Another week, another round of blaming "speculators" for high oil prices.
The latest luminary to weigh in is the former Saudi Arabian oil minister Sheikh Ahmed Yamani. (Yes, he's still alive.)
He says the situation today is far different than it was during his heyday in the 1970s: "Now it is because of problems with the price-setting system in the futures market. Traders buy and sell depending on rumours, not supply and demand. So much money is flowing into the market, it's almost like gambling." Clearly, Yamani is not on board with Sadad al-Husseini, the former Saudi Aramco official who's expressed grave concerns about the health of his country's aging giant fields, and the prospects for the newer ones.
Yamani will find plenty of company, however, with corporate chiefs struggling with high fuel prices. The head of the French shipping firm CMA CMG, who's slowing down his container ships to conserve fuel, says, "This boom is artificial. Only speculation can explain the run up in price. One way or another, governments must put a stop to this."
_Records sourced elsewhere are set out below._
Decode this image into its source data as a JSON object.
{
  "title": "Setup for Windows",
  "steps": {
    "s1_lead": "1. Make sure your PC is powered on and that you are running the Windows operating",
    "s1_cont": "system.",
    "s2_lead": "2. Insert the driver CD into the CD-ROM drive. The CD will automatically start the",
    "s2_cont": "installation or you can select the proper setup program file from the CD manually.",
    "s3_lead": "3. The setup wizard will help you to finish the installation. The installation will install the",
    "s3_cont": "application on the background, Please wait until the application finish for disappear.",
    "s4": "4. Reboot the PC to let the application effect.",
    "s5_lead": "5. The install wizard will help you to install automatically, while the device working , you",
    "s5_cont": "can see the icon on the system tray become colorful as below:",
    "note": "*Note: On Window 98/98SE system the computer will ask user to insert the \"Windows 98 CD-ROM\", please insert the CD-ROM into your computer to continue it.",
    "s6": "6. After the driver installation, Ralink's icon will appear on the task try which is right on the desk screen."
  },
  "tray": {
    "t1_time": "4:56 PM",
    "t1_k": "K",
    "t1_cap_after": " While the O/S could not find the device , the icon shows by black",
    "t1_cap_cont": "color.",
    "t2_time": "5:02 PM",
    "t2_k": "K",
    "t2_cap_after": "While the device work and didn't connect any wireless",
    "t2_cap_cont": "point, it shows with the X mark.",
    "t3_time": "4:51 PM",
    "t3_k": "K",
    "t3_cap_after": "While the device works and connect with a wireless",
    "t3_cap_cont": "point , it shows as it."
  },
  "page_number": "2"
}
Be careful what you wish for. Congress is pushing the Commodity Futures Trading Commission to "do something," and that something may very well turn out to be an increase in margin requirements. But for everyone who's long oil, there's someone else on the other side of the trade. Barclays commodities chief Paul Hornsell says the real speculators are short right now… so an increase in margin requirements would force the shorts to cover, and commodity prices would actually be forced higher. Wouldn't that be just swell?